An automatic detection system that can scan people entering a public or private space and determine whether they are wearing a protective face covering or not and whether that face covering is being worn correctly is discussed in the International Journal of Ad Hoc and Ubiquitous Computing. Such a detection system could hook into an alert system on the smartphones of visitors to a space or allow stewards to offer guidance to those entering the space who need to be advised on the wearing of a face covering.
Despite the fact COVID-19 remains an ongoing health threat to people, many public and private spaces have, at the time of writing, forsaken the need for visitors and employees to wear a face covering in order to reduce the spread of infection. However, given that the virus undergoes constant evolutionary change, there may well be an urgent need once again to “mask up”. Notwithstanding the emergence of another airborne pathogen in the future.
Vishnu Kumar Kaliappan and Dugki Min of Konkuk University in Seoul, South Korea, and Rajasekaran Thangaraj, P. Pandiyan, and K. Mohanasundaram of the KPR Institute of Engineering and Technology, S. Anandamurugan of Kongu Engineering College in Tamil Nadu, India, point out that wearing a face mask in public places, particularly enclosed spaces, is one of the most effective strategies for protecting individuals from this disease, according to the World Health Organization (WHO). The WHO is yet to lower the status of COVID-19 from pandemic. At the time of writing, there were around 1.4 million new cases in the previous seven days and almost 10000 deaths reported in that time.

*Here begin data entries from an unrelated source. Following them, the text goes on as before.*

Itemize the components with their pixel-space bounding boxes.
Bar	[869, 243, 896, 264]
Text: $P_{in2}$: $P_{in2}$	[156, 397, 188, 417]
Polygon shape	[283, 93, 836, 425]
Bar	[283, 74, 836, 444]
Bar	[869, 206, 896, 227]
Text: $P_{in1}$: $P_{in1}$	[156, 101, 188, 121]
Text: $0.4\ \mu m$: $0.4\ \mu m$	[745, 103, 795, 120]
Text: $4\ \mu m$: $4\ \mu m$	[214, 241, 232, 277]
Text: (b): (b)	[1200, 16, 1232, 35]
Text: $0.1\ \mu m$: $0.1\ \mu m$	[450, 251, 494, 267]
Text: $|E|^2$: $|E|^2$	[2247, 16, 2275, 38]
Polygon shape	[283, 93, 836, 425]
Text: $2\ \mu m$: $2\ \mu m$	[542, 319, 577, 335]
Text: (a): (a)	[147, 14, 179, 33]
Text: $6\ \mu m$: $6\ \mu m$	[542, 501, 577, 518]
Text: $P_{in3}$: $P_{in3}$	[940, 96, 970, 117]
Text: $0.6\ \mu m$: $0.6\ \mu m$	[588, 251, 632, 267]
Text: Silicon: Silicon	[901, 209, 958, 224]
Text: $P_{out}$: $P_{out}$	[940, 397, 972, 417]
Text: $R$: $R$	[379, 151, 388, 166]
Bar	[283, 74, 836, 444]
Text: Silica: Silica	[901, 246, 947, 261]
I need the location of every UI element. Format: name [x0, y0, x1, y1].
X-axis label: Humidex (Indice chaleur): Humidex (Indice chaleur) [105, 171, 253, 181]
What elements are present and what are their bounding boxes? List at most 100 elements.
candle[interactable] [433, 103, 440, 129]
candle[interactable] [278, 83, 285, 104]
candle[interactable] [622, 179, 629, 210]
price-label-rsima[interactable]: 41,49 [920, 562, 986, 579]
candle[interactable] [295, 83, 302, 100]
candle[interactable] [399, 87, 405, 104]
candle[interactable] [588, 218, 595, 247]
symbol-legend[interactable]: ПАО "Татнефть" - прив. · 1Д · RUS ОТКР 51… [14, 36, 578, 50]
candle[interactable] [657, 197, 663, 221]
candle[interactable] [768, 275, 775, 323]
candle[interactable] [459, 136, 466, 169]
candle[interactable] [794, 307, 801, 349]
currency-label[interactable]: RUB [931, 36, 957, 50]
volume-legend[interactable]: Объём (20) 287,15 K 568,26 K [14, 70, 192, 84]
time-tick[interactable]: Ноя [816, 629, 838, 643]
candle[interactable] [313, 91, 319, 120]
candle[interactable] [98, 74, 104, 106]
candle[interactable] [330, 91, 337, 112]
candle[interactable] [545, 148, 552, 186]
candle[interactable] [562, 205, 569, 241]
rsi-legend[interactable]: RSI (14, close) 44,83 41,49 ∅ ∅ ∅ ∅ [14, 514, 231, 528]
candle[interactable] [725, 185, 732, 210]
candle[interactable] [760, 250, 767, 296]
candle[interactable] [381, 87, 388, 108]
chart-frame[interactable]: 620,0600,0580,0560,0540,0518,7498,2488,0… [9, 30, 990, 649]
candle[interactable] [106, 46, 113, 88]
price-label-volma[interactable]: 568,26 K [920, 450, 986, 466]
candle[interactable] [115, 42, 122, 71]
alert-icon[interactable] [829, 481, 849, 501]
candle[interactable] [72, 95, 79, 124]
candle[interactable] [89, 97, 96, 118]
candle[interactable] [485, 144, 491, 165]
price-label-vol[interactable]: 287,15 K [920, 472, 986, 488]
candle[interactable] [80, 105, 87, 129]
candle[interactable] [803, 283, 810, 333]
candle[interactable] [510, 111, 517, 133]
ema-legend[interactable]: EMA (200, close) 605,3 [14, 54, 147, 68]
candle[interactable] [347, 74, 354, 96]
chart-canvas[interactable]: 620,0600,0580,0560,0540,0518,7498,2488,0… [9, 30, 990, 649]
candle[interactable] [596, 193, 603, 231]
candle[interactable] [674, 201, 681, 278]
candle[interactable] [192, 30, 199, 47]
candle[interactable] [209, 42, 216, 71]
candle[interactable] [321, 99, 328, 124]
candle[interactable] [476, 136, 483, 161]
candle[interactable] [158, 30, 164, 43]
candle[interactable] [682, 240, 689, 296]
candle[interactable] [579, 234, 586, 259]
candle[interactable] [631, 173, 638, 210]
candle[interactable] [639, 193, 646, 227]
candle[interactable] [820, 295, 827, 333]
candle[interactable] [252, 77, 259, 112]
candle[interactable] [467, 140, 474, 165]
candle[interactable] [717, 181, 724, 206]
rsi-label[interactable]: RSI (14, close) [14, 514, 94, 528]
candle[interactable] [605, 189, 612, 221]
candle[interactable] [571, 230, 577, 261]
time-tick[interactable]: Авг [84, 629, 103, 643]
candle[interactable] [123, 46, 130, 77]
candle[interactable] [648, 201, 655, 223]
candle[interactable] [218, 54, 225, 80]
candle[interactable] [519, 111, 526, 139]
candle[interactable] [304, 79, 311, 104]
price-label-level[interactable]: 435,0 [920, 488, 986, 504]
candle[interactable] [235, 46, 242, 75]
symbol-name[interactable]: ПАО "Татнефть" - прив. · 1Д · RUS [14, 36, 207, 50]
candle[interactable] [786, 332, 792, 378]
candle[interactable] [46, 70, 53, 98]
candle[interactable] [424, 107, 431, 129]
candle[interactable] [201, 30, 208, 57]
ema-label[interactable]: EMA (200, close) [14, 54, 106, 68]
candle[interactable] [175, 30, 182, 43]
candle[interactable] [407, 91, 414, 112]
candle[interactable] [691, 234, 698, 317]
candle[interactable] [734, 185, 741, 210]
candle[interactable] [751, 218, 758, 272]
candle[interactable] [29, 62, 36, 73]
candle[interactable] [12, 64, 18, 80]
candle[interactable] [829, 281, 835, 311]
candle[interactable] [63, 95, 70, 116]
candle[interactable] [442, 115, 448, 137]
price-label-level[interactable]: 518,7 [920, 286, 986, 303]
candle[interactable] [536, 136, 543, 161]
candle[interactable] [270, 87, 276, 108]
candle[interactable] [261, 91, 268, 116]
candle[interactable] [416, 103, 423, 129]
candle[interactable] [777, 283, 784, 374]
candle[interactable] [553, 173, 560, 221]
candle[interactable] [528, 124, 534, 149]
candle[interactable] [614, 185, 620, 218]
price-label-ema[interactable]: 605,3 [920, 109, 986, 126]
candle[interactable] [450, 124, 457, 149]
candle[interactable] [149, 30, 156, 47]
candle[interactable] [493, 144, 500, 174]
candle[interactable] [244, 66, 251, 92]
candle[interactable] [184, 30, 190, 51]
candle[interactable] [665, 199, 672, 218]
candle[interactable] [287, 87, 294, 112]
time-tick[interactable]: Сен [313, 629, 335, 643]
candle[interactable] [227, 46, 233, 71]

The team’s algorithmic approach can determine whether a person is wearing a mask and whether or not that mask is in place correctly (not below the nose or chin, for instance). It is based on an object detection model known as YOLO version 5. YOLO is an abbreviation in this context for “you only look once”. It has an accuracy of 99.4 percent. Such precision would make much easier the job of stewards or ushers in a space there to ensure correct mask wearing. The system copes with masks of different sizes, shapes, and colours.
Kaliappan, V.K., Thangaraj, R., Pandiyan, P., Mohanasundaram, K., Anandamurugan, S. and Min, D. (2023) ‘Real-time face mask position recognition system using YOLO models for preventing COVID-19 disease spread in public places’, Int. J. Ad Hoc and Ubiquitous Computing, Vol. 42, No. 2, pp.73–82.